Darryl Singletary is Nick's best friend and the only one in on the secret; he always manages to get tangled up in Nick's adventures. Francis "Frankie" Dutweiler is the neighborhood bully who often antagonizes Nick and Darryl. Other characters include Mel and Adrienne McClary, Nick's parents, who are a reporter/photographer and real estate agent, respectively; Nick's younger sister, Katie (voiced by Quinn Culkin, Macaulay's real life sister), his pet dog, Slobber, and nosy neighbor, Mrs. Opal.

==Voice cast==
- Macaulay Culkin - Nicholas "Nick" McClary
- Quinn Culkin - Katie McClary
- Paul De La Rosa
- Paul Haddad
- Marilyn Lightstone
- Judy Marshak
- Andrew Sabiston
- Stuart Stone - Darryl Singletary
- James Rankin
- Harvey Atkin
- Tara Strong
- Joe Matheson
- Benji Plener
- Catherine Gallant
- Susan Roman
- Greg Swanson

==Episodes==

| episode# | Title | Air date |
|---|---|---|
| 1 | Top Gun - Will Travel | September 14, 1991 |
| 2 | A Matter of Principal | September 21, 1991 |
| 3 | Haunted House For Sale | September 28, 1991 |
| 4 | Captain Mayhem | October 5, 1991 |
| 5 | Glove of Dreams | October 12, 1991 |
| 6 | Love At First Wish | October 19, 1991 |
| 7 | Lotto Trouble | October 26, 1991 |
| 8 | Darryl's Dilemma | November 2, 1991 |
| 9 | A Nick Off the Old Block | November 9, 1991 |
| 10 | A Grand Ol' Time | November 16, 1991 |
| 11 | Gross Encounters | November 23, 1991 |
| 12 | Mom, Dad, You're Fired! | November 30, 1991 |
| 13 | The Best of Enemies | December 7, 1991 |

==Home media==
DIC Video, BMG Kidz and Buena Vista Home Video originally released single episode VHS releases of the series during the 1990s.

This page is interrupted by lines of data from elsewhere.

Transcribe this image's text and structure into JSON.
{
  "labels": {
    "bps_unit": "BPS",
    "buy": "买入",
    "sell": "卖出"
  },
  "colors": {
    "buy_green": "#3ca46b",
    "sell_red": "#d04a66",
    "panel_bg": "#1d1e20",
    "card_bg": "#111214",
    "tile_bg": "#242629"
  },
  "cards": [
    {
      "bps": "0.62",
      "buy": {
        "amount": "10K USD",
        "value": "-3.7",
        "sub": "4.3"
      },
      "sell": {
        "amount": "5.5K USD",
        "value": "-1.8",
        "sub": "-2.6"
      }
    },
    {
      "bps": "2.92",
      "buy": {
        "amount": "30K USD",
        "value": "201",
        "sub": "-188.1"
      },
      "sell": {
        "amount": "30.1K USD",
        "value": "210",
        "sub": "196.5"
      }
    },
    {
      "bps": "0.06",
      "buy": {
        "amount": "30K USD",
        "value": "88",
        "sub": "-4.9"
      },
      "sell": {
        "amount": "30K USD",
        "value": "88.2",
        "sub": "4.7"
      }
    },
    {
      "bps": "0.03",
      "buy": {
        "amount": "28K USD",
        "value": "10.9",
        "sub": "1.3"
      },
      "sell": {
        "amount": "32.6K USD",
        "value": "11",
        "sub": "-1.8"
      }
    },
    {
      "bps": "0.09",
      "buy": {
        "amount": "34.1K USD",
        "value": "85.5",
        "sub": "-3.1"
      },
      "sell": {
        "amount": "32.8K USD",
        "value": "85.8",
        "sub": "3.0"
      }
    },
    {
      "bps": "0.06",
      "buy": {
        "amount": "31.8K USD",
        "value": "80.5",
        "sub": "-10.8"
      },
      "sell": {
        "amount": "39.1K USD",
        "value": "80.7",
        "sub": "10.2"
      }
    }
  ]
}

In October 2003, Sterling Entertainment Group released a VHS/DVD titled "Be Careful What You Wish For", containing 3 episodes (4 on the DVD). The DVD was re-released by NCircle Entertainment in February 2008.

In February 2015, Mill Creek Entertainment released Wish Kid - The Complete Series on DVD in Region 1.